Other rocket companies with plans for UK launches include Orbex Prime, whose launchers are scheduled to take off from Sutherland Spaceport in north Scotland, with other launch sites being touted for the Western Isles and the Kintyre peninsula as well as locations in Wales and Cornwall.
The rebirth of UK satellite launching – which will be dominated by spaceports located north of Hadrian’s Wall – is the result of the dramatic miniaturisation of modern electronics. Early spacecraft were the size of cars and required massive launchers.

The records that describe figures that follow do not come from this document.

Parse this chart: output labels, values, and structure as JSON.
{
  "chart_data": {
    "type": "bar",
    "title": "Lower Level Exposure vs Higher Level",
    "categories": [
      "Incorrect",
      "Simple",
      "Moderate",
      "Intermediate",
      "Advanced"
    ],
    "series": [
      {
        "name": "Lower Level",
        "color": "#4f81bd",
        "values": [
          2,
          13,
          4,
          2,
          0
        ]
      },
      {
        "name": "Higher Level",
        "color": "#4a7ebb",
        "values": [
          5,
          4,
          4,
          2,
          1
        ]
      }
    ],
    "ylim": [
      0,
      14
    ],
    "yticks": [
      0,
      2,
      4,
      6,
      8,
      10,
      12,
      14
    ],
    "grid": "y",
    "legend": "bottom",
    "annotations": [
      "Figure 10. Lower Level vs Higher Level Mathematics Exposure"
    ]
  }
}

Today, satellites are often the size of shoeboxes that need only modest launchers, like the Skyrora XL. It is 22m in height compared with the 110m-high Saturn V rockets that took Apollo astronauts to the moon.
The three-stage Skyrora XL will be powered by 3D printed engines and in the near future should, if the company’s plans work out, be launching around a dozen satellites a year from Unst, the most northerly inhabited place in the British Isles. Here, rockets can be fired over the open waters of the North Sea and will carry probes on polar orbits where Earth-monitoring spacecraft can study sea-level fluctuations and ice-sheet changes as the planet revolves beneath.
“We expect that environment-monitoring probes as well as communication satellites will form the core of our business,” Clark told the Observer. Each rocket will be able carry payloads up to 300kg, at a cost of £30,000 to £36,000 per kilogram, burning 50,000 litres of fuel to take their cargoes to heights of 1,000km.
Engineers at Cumbernauld are constructing engines for the first orbital flight of Skyrora XL, which is planned for next year. The quiet tempo at its manufacturing plant will change dramatically after that.
“In a few years, we hope to launch a rocket every month,” said Clark. “There are seven engines on the Skyrora first stage and another in its second stage, which means we will have to build one of them every three or four days to keep up that schedule.”
These highly complex engines will burn a kerosene-peroxide propellent, which offers key advantages, added Clark. It produces less pollution than standard fuel and can remain stored in a rocket on a launchpad for several days – in contrast to most launchers, which currently use liquid oxygen that has to be drained from the craft when delays occur. Given the unpredictability of weather in Shetland, an ability to keep fully fuelled rockets on a launch pad for long periods will be a key benefit.
Rocket-building promises to bring dramatic changes to the image of Cumbernauld, a town previously renowned for being the setting of Bill Forsyth’s endearing comedy film, Gregory’s Girl – although it remains to be seen how successful the company, which was set up six years ago, will be in achieving its ambitions. It is pinning its hopes on launching small satellites – which are defined as being under 500kg in weight. In 2012, there were about 50 launches of small satellites. By 2019, there were more than 400 and the global market continues to grow, say analysts.
The company – which has been given funds by both the UK Space Agency and the European Space Agency – says it is also eyeing opportunities to use its craft to clean-up near-Earth space.
“There all sorts of old satellites and bits of rocket in orbit round the Earth and these can cause problems,” said Clark. “So if we can use our satellites – as we believe we can – to bring some of them down safely or put them in a safer, higher orbit, that will obviously be very useful as well.”